In 2003, China initiated a national strategic “Beef Advantageous Development Area Program” that is intended to shift its marketing focus to higher quality beef production.
“It’s also important to remember that although China currently does not export beef to the U.S., it has a cattle herd of approximately 82.6 million head, giving China the potential to significantly increase beef production, particularly if it attempts to emulate the United States’ cattle production and beef processing practices,” Bullard pointed out. “This appears to be China’s intention, and China’s currency policy could facilitate this transformation by subsidizing exports and deterring imports of beef, just as it has already done for corn, apples and apple concentrate, and countless other products.”
The U.S. International Trade Commission has determined that “each 1 percent increase in fed cattle numbers would be expected to decrease fed cattle prices by 2 percent,” and by extension, increases in the supply of beef that is derived from fed cattle likewise would depress fed cattle prices in the same manner.

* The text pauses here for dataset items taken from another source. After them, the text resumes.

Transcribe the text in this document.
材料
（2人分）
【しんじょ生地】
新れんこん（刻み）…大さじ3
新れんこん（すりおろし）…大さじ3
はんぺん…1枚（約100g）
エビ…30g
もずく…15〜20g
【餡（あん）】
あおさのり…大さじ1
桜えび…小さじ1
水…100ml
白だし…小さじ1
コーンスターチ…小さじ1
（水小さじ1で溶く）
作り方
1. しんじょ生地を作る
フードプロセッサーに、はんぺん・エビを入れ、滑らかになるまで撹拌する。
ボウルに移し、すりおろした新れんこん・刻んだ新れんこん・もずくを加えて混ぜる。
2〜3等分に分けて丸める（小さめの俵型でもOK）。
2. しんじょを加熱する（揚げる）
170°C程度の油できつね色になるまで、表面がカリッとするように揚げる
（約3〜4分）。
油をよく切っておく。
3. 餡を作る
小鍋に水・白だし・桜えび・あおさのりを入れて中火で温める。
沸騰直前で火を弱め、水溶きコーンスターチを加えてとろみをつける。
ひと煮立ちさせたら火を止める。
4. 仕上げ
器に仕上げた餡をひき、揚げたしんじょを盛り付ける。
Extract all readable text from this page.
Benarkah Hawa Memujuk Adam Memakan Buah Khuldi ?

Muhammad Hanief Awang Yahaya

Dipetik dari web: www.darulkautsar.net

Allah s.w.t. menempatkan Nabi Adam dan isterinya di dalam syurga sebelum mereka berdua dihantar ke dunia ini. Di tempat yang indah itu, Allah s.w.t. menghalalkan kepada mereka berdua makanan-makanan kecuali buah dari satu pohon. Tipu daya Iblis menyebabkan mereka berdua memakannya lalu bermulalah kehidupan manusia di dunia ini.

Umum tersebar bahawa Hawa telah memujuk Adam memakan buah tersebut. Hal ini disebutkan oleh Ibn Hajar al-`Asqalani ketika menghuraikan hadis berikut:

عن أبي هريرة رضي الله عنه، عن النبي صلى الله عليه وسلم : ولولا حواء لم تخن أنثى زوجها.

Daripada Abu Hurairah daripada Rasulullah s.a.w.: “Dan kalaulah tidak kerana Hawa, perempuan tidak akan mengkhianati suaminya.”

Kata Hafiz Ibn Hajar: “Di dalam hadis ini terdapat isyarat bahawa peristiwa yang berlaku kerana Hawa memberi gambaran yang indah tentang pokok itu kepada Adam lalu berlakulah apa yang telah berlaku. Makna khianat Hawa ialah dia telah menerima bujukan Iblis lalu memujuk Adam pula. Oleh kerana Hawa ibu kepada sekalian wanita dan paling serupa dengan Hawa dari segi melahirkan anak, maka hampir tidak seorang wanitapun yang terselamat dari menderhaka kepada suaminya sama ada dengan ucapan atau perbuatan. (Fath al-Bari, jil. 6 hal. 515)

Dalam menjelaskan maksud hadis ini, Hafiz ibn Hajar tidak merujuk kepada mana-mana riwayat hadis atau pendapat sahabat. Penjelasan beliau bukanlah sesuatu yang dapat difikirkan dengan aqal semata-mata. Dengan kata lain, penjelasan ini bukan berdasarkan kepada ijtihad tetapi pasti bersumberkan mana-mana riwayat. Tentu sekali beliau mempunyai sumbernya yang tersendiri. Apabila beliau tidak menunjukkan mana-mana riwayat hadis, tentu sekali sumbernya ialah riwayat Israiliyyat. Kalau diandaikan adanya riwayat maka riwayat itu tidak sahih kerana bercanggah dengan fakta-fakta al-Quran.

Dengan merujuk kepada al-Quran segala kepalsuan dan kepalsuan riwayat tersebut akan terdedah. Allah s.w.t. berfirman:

“The introduction of increased supplies of lower-cost beef resulting from China’s undervalued currency would have a tremendous, negative impact on the viability of the U.S. cattle industry, which is extremely price-sensitive to increased supplies due to the industry’s farm elasticity of demand, and because China produced more beef than it consumed in 2009, China’s prospects of soon becoming a significant purchaser of U.S. beef – particularly at prices necessary to sustain a U.S. cattle industry – do not appear promising, particularly if the United States does not address China’s devalued currency,” Bullard said.